My voice dropped low. “Please, Jane. Just go.”
She stepped outside, her head still held high. “Think about what you’re about to do, Graham. If you slam this door, it means we must fight. If you slam this door, it means there’s going to be a war.”
With no thought needed, I replied, “I’ll have my lawyers call yours.”
With that, I slammed the door.
“Lyric’s back in town,” I said, hurrying into Monet’s Gardens where Mari was putting together a new window display.
She glanced over at me and gave me a small nod. “Yeah, I know.”
“What?” I asked, surprised. “When did you find out?”
“I saw her two days ago. She stopped by Parker’s place to talk.” The way the words rolled off her tongue so effortlessly and carelessly confused me. Who had taken my sister, my favorite person in the world, and changed her?
What had happened to my Mari?
“Why didn’t you tell me?” I asked, my chest hurting as my heart began to crack. “You saw me yesterday.”
“I was going to mention it, but our last conversation didn’t lead to the best place. You stormed off,” she told me, picking up the vase and moving it over to the windows. “And what does it matter if she’s back? Her family is here, Lucy.”
“She abandoned them for months. She left her newborn in the NICU because she was selfish. Don’t you think it’s terrible for her to just walk back into Graham’s life?
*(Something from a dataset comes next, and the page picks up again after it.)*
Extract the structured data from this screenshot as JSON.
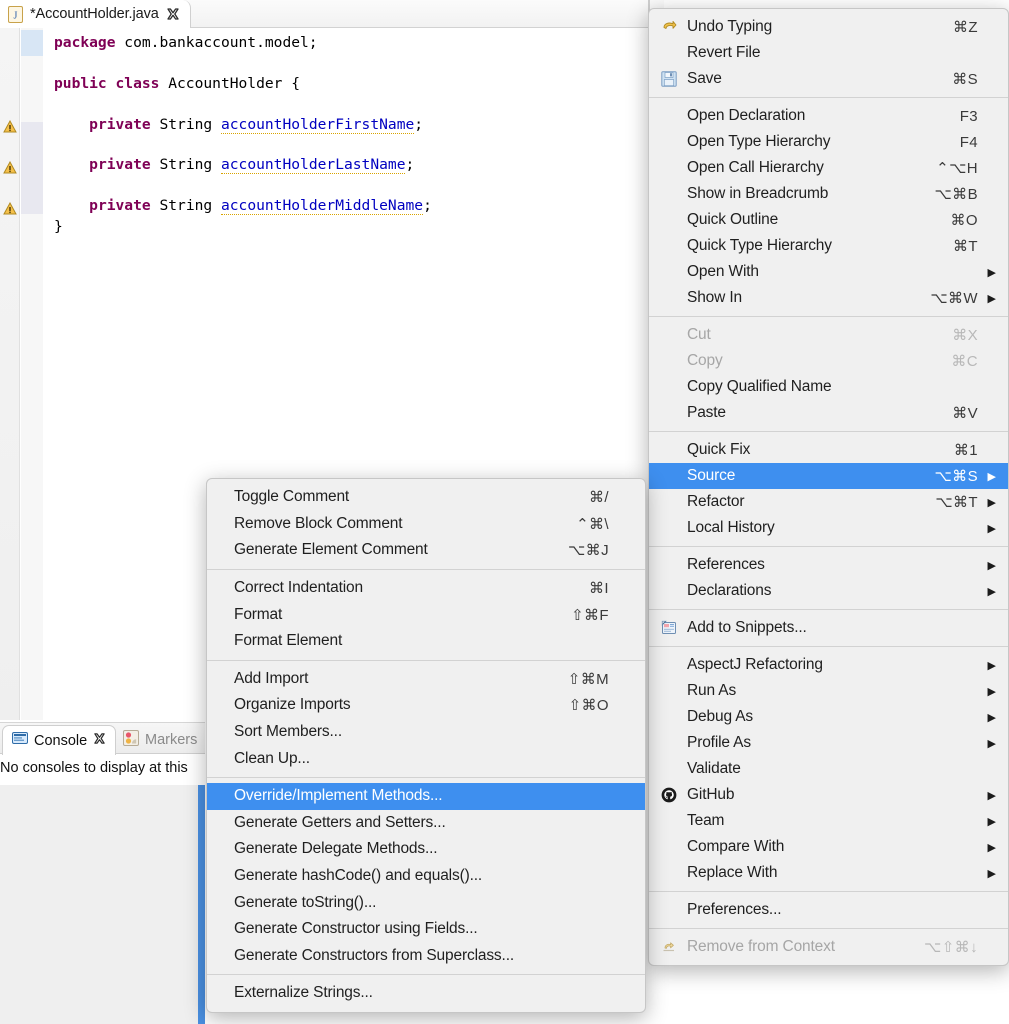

Into Talon’s life?”
“We don’t really get a say in that, Lucy. It’s none of our business.”
More pieces of my heart shattered, and Mari acted as if she didn’t even care.
“But…” Mari took a deep breath and crossed her arms, looking my way. “We do have to talk about the business. I thought I could hold out for a while longer, but since we’re here now, we might as well talk.”
“About what?” I asked, confusion filling me up.